Small fix for Mixtral as judge eval pipeline
What does this PR do ?
This PR is a fix for https://github.com/NVIDIA/NeMo/pull/8634.
Collection: No collection would be affected. We can run the script independently. And nemo dependency is not needed.
Changelog
- Fix small bugs
- Add doc
Usage
For internal usage and evaluate the neva result, you can run the below command. Please check the doc to generate your NGC API for fundation model.
API_TOKEN=nvapi-xxx python3 mixtral_eval.py --model-name-list gpt vneva --media-type image --question-file llava-bench-in-the-wild/questions.jsonl --responses-list responses/gpt4v.jsonl responses/vneva.jsonl --answers-dir ./ --context-file llava-bench-in-the-wild/context.jsonl --output ./output.json
You can also check the document for how to do benchmark on llava-bench-in-the-wild.

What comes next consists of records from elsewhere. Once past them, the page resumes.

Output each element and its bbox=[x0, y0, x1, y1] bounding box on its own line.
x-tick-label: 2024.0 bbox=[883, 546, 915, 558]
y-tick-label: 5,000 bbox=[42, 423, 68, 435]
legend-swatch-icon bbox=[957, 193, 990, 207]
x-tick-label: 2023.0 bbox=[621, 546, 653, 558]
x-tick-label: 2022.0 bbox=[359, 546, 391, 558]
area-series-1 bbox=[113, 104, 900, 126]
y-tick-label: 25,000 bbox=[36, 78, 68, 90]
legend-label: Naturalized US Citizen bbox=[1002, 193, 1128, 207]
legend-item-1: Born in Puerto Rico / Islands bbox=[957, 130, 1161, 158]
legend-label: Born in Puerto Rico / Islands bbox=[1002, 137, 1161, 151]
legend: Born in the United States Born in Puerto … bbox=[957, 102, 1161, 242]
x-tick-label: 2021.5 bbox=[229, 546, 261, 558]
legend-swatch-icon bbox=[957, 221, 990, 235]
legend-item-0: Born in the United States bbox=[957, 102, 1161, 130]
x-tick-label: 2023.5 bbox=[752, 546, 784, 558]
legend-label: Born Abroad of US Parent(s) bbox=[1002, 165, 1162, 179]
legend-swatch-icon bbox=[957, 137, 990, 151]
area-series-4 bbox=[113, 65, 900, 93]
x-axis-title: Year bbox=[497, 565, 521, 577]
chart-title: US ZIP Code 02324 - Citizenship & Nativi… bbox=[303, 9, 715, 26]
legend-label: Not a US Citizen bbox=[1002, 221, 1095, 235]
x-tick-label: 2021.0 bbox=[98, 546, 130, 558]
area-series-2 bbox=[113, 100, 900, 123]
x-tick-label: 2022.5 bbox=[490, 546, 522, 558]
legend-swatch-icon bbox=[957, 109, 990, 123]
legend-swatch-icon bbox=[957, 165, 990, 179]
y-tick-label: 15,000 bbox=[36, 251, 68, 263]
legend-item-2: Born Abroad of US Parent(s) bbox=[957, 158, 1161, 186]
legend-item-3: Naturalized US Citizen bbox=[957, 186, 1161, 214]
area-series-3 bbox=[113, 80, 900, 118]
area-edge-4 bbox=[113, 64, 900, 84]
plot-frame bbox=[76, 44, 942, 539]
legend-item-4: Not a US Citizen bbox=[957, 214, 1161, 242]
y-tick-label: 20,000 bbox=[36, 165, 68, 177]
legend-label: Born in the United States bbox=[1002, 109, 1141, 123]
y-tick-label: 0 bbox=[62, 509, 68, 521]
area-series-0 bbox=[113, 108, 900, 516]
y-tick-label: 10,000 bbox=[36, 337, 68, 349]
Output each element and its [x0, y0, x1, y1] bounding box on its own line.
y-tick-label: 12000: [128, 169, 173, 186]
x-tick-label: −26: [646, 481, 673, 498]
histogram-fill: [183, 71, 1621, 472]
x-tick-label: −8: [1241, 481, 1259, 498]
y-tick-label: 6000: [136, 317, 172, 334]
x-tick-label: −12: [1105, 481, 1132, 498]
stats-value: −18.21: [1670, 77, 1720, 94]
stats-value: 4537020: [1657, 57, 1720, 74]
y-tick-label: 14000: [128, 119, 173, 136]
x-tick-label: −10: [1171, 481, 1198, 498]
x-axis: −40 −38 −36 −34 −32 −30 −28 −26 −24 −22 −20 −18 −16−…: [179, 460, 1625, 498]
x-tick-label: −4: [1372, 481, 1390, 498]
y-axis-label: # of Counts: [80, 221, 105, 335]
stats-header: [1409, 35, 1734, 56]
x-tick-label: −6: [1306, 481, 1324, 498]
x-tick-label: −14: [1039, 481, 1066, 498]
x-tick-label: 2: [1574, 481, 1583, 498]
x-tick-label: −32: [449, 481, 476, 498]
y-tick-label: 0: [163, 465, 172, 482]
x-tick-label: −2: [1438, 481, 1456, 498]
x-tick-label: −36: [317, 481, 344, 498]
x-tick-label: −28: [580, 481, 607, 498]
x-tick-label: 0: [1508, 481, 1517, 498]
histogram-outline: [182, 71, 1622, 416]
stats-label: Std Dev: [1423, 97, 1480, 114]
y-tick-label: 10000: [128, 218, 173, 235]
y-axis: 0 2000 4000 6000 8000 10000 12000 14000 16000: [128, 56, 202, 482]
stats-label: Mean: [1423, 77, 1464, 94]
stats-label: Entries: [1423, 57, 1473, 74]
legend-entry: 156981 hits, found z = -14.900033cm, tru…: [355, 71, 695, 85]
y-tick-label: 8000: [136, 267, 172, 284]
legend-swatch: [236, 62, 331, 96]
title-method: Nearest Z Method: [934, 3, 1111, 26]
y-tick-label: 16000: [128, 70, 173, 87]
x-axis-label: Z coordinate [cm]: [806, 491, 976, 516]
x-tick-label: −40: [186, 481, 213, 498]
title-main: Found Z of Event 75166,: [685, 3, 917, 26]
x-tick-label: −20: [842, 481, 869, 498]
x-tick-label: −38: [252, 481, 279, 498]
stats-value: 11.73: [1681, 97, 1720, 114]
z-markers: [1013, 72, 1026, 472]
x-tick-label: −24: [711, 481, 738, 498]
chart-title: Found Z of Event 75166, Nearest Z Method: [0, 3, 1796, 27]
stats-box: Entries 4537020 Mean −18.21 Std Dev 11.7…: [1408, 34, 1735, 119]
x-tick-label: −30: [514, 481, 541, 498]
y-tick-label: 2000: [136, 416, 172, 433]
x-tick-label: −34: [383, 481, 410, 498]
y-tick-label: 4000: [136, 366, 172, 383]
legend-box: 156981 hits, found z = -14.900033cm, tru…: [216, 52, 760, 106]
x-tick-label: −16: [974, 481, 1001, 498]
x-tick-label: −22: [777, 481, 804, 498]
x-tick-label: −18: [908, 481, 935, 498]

Please contact @PannuMuthu for the response files.
Jenkins CI
The Jenkins CI system has been replaced by GitHub Actions self-hosted runners.
There's no need to comment jenkins on the PR to trigger Jenkins CI.
The GitHub Actions CI will run automatically when the PR is opened.
To run CI on an untrusted fork, a NeMo user with write access must click "Approve and run".
Before your PR is "Ready for review"
Pre checks:
- [ ] Make sure you read and followed Contributor guidelines
- [ ] Did you write any new necessary tests?
- [x] Did you add or update any necessary documentation?
- [ ] Does the PR affect components that are optional to install? (Ex: Numba, Pynini, Apex etc)
- [ ] Reviewer: Does the PR have correct import guards for all optional libraries?
PR Type:
- [ ] New Feature
- [ ] Bugfix
- [ ] Documentation
If you haven't finished some of the above items you can still open "Draft" PR.
Who can review?
Anyone in the community is free to review the PR once the checks have passed. Contributor guidelines contains specific people who can review PRs to various areas.
Additional Information
- Related to # (issue)
@PannuMuthu There's one commit not signed off. Please help check. @PannuMuthu @ethanhe42 Please review. Thanks!
This PR is stale because it has been open for 14 days with no activity. Remove stale label or comment or update or this will be closed in 7 days.
This PR was closed because it has been inactive for 7 days since being marked as stale.